The tool can be used directly from the command line with several options:

python aws-glueetl-costs-analysis.py <start_date> <end_date> [OPTIONS]

Arguments

  • <start_date>: The start date for the analysis period (format: YYYY-MM-DD).
  • <end_date>: The end date for the analysis period (format: YYYY-MM-DD).
  • -F or --costs-file: Specify the file to save or read costs data.
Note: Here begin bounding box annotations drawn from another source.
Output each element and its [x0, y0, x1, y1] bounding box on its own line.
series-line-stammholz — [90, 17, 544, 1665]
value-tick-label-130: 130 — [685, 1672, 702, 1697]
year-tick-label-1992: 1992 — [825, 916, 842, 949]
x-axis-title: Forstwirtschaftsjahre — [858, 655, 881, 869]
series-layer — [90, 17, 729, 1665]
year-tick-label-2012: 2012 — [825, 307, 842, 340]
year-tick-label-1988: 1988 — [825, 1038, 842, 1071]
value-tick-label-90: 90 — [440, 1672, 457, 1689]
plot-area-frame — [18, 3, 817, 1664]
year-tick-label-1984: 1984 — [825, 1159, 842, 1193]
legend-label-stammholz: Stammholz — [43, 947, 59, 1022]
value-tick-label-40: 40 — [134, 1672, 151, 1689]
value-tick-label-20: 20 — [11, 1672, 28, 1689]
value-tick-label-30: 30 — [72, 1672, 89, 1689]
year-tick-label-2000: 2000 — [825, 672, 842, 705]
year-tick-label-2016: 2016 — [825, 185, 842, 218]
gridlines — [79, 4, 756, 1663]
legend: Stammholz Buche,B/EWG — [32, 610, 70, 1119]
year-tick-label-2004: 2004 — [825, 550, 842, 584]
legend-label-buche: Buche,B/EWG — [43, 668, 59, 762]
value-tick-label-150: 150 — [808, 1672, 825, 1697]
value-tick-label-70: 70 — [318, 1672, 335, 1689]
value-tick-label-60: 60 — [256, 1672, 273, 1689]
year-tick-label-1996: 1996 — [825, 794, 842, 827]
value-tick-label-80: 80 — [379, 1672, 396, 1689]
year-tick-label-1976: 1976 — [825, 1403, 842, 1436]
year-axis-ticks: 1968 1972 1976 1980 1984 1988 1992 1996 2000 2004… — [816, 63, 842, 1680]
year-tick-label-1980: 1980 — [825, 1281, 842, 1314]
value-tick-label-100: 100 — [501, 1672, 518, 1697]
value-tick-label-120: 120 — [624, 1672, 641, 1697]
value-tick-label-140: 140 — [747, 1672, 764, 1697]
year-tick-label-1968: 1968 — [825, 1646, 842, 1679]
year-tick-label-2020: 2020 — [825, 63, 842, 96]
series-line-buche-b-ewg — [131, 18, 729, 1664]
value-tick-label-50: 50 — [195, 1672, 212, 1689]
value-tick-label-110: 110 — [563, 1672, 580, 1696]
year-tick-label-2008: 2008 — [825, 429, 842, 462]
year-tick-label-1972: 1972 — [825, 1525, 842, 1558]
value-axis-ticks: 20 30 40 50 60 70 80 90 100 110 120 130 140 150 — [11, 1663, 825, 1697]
Defaults to ./glueetl_costs.jsonl.
  • -K or --skip-download: Skip the download step if job logs are already available and only perform the cost analysis on the existing data.

Examples

1. Download Job Logs and Analyze Costs

To download job logs from AWS Glue and analyze the costs from 2023-11-01 to 2023-11-30:

python aws-glueetl-costs-analysis.py 2023-11-01 2023-11-30

This command will:

  • Fetch all Glue ETL job logs and store them in the default glueetl_costs.jsonl file.
  • Perform cost analysis and display a scatter plot of DPU usage for each job run within the specified date range.

2. Skip Downloading and Analyze Existing Logs

If you have already downloaded the logs and want to skip the download step, use the --skip-download option:

python aws-glueetl-costs-analysis.py 2023-11-01 2023-11-30 --skip-download -F ./my_glue_costs.jsonl

This will directly analyze the data in my_glue_costs.jsonl without downloading new logs.

Output

The tool will generate an interactive scatter plot where:

  • X-axis: Represents the end time of job executions (EndTime).
  • Y-axis: Represents the DPU costs of each job run.
  • Color: Different colors represent different job names, making it easier to identify high-cost jobs.

The scatter plot will help you visualize and identify jobs with abnormal DPU costs or unusually long execution times, facilitating cost optimization.

How It Works

Glue Job Log Download

The tool uses boto3 to interact with AWS Glue and perform the following tasks:

  1. List all Glue jobs using the get_jobs() API.
  2. Filter ETL jobs (those using the glueetl command) from the list.
  3. Download job run data for each ETL job using the get_job_runs() API.
  4. Save job run logs to a file in JSON Lines format (.jsonl).

The download_job_runs_log function handles downloading and saving job logs.

Cost Analysis

Once the logs are downloaded, the tool analyzes the job runs to calculate DPU usage:

DPUs = (ExecutionTime in hours) * MaxCapacity

Where:

  • ExecutionTime is the job runtime in seconds.
  • MaxCapacity is the maximum DPUs allocated to the job run.

The cost analysis function filters job runs by the specified date range, aggregates the data, and uses Plotly to generate an interactive scatter plot.